Went to the meditation but only the snowed-in cardinals
heard me. Far from any port, we’re weighted by anchors
made of phantoms. A few minutes of blossoms looking
so very delightful until the tremors return. And notice how
the dolphins of Venice now hover like psychic blimps.
Multiple personalities shake off the idealism. You can’t always get
what the continental drift carries toward you.

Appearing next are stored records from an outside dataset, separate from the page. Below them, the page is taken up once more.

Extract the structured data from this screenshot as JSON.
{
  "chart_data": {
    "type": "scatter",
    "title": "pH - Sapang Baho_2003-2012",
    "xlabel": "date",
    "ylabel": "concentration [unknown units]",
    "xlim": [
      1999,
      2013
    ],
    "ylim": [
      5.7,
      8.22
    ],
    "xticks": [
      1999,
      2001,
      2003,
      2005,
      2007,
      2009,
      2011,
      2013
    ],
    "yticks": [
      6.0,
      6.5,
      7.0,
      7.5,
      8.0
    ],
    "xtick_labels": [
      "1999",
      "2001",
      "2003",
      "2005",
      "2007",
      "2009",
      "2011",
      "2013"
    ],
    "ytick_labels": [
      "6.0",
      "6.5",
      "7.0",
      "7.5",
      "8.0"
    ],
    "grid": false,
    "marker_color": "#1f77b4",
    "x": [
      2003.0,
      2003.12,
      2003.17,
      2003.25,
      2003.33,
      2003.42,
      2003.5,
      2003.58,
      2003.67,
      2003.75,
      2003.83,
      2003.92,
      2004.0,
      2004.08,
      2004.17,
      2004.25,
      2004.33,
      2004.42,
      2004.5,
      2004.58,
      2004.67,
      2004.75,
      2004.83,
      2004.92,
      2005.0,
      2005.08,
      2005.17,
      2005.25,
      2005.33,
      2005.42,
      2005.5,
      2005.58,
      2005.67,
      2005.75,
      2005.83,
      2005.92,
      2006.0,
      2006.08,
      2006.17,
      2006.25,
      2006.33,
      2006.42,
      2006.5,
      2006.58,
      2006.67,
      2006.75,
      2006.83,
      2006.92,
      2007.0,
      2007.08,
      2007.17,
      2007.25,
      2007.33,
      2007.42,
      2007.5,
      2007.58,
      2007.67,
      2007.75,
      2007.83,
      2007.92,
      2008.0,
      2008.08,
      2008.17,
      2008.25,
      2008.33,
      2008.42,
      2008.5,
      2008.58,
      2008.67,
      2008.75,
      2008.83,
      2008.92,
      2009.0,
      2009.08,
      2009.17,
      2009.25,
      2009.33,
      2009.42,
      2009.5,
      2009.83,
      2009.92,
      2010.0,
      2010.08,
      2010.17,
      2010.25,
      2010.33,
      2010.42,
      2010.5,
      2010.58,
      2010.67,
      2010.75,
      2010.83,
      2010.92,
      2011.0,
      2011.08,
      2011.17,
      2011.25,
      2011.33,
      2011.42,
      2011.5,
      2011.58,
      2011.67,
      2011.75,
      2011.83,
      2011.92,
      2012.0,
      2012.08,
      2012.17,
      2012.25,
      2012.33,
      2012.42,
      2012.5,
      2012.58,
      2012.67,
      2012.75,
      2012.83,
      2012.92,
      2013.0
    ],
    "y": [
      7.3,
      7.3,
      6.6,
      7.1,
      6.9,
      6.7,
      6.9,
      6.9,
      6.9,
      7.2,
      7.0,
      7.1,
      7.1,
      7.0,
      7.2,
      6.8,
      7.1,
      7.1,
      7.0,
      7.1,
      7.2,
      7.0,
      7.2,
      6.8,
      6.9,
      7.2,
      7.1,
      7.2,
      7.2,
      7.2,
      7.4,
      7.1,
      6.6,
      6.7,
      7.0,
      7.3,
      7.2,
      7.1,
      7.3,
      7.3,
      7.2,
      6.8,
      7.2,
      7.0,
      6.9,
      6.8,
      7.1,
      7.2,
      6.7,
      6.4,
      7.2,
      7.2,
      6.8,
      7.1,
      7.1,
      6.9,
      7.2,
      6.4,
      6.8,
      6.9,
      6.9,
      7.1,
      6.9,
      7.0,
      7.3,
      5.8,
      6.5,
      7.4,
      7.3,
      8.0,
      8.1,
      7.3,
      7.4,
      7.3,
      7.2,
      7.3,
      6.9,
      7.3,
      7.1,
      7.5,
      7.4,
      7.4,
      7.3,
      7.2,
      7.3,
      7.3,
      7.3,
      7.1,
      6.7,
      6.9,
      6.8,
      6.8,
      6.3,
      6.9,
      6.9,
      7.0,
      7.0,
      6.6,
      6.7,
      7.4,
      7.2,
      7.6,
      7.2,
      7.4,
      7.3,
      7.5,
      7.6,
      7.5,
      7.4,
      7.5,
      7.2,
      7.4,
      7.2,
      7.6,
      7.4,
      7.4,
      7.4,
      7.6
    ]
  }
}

The ex-Navy put on his festive flannel shirt on the happiest day
of his new normal, but no one showed up to greet him.
They were all hiding in their fur closets talking to ghosts of minks.
The doves pecked on tasteless ice cream.
Monuments to Saint Butcher in every city square.
I can always play 20 questions with you. Make it 96 questions.
Until the phone goes silent. “God no!” the default auto-response.
How laughable the lion-headed goats of our pasts. The sunlight paints
your brushes with orange and yellow and an alive martini.
Or did you look at the distant bridge across the majestic bay
and find yourself having wishes you couldn’t put anywhere?
They usually go away by themselves, don’t worry too much.
Just give it thirty or forty years. Just like the monuments.
But still we imagine a back room in our inner luxury hotels
where the prisoner called Integrity has been safe and sound
all this time, kept alive by the unprincipled genocidal brutes
out of gratitude for some act of courage he pulled
even before amoeba had evolved. We’re silly like that.
Welcome to your checkmate, mate. Welcome to your legacy. Well,
the earth will swallow these ideas whole, with some crunchy lava.
And out beyond, nothing much will change for the worse.
Even the empty parks are still pleasant to think about.
Blossoming with the sound of past years’ tennis balls.
Could we have imagined? Of course we could.
Image: “cardinal birding NC” by Laura Wolf, licensed under CC 2.0.
“Shelter” ponders the experience of sheltering in place alone in a non-urban setting. It was written after several weeks of no face-to-face contact with anyone except the occasional wildlife. The poem leaps around in the associative manner in which the mind works when left completely to itself, ruminating on one’s own surroundings, the news, the significant cultural phenomena and anxieties of the time (“the dolphins of Venice”), as well as memories of things seen around the world in the days when traveling was possible (“Monuments to Saint Butcher in every city square”). Eventually, the poem opens up to the more general considerations of the human experience in the time of the pandemic, suspended between an uncertain future and a past that feels so different from the present moment.